IRB to appeal Thomson decision
Sportal.co.nz 22 Nov 2012 Getty Images
Thomson was yellow-carded for the incident, but then subsequently cited, which meant him appearing before independent judicial officer Jean Noel Couraud.
Couraud upheld the citing complaint in a hearing run under the auspices of the Six Nations committee.
The suspension would have been two weeks, but Couraud reduced it by seven days for Thomson's good conduct at the hearing.
It meant he missed last Saturday's clash against Italy in Rome, but made him available to face Wales this weekend, and then England at Twickenham seven days later.
The length of ban sparked criticism from throughout rugby, and in a strongly-worded statement the IRB said tonight it would appeal the Thomson decision 'in the best interests of the Game'.
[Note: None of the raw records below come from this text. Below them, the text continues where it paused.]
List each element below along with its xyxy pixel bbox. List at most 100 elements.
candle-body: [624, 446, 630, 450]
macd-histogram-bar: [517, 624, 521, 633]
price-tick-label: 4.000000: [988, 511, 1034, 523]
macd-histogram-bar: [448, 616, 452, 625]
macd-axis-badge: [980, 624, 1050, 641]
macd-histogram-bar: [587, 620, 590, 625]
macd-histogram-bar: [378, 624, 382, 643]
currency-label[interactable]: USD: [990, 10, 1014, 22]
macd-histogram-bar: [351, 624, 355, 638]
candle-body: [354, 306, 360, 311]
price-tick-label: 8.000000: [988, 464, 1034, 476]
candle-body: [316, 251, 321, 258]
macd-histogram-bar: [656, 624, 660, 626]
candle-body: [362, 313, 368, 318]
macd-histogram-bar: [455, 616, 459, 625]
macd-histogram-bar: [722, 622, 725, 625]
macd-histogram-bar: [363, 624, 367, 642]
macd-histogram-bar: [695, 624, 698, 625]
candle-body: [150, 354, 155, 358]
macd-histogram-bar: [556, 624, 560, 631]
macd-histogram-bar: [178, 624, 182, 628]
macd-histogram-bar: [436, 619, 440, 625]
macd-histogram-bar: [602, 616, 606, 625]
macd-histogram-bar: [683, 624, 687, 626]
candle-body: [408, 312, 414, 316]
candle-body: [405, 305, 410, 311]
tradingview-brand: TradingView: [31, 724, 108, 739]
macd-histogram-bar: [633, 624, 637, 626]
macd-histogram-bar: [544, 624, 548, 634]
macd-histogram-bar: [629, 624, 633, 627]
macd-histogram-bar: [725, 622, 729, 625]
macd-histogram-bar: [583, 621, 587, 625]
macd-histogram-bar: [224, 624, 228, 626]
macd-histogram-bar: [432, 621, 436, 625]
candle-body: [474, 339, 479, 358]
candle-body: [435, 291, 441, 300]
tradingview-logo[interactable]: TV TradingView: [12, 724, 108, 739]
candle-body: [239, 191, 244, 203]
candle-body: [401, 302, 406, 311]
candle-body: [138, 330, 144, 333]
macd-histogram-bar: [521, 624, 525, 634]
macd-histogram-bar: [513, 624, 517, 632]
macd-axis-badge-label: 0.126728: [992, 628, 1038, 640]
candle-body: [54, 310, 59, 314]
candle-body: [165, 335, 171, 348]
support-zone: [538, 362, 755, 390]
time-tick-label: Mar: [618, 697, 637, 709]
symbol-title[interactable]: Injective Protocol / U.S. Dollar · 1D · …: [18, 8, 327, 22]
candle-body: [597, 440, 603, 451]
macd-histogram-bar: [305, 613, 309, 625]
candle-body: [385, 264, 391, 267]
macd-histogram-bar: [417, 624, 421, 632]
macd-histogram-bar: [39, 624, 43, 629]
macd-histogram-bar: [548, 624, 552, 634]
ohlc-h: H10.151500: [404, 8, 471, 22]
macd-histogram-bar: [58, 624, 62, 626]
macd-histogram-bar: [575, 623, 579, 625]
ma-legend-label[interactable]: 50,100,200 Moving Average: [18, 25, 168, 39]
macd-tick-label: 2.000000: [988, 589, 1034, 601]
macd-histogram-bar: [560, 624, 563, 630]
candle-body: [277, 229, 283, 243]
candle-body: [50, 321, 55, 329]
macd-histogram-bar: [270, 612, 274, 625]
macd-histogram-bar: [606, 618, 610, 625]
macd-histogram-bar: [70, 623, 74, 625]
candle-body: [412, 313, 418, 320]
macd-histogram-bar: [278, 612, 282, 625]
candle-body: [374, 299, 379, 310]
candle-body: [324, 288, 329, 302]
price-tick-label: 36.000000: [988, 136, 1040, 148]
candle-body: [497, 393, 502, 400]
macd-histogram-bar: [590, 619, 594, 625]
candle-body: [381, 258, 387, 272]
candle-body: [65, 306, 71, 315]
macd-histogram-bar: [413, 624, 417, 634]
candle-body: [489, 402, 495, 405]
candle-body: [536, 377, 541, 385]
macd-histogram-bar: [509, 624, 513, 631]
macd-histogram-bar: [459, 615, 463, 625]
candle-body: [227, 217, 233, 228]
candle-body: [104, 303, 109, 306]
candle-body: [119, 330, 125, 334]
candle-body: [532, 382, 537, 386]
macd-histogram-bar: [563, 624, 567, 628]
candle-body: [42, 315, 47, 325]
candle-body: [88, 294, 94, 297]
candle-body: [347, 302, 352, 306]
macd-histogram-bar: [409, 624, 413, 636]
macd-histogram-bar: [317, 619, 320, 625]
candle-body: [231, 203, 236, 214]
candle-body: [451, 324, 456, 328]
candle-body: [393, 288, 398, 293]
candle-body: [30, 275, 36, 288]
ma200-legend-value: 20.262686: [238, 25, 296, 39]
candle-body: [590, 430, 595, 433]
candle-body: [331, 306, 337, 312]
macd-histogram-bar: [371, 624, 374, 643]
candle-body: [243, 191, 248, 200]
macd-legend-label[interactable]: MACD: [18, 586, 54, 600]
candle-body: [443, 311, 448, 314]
"As custodians of rugby worldwide, the IRB has a duty to protect its image, values and integrity, together with the welfare of players at all levels in order that the sport can continue its unprecedented growth and welcome more men, women and children to the rugby family," the statement read.
"At the very heart of this mission is the universal application of the disciplinary process as set out in Regulation 17.
"This IRB disciplinary regulation is intended to protect all players and the Game through the strict application of a sanctioning regime that acts as a strong deterrent against acts of foul play.
"This stance was reaffirmed by leading international players, coaches, referees and administrators attending the IRB morality conference in London in March this year, who unanimously agreed that a tough and consistent stance on discipline is key to rugby's integrity.
"After careful consideration and having reviewed the full written decision in the Thomson case well within the permitted 72 hours of receipt, the IRB strongly believes that the sanction of one week is unduly lenient for this particular act of foul play and not aligned with the sanctions handed down in similar cases.
"The IRB firmly believes it is in the best interests of the Game and its integrity to exercise its ability to appeal the Thomson decision.
"The right of appeal by the IRB [in defined circumstances] and for host unions and tournament organisers was introduced into the revised Regulation 17, effective on June 1 this year, to uphold the integrity of the disciplinary process in appropriate cases."
The IRB said arrangements for an appeal hearing will be announced shortly.
Thomson, 30, is available to the All Blacks selectors, who will announce their team on Thursday (UK time) to face Wales at the Millennium Stadium this weekend.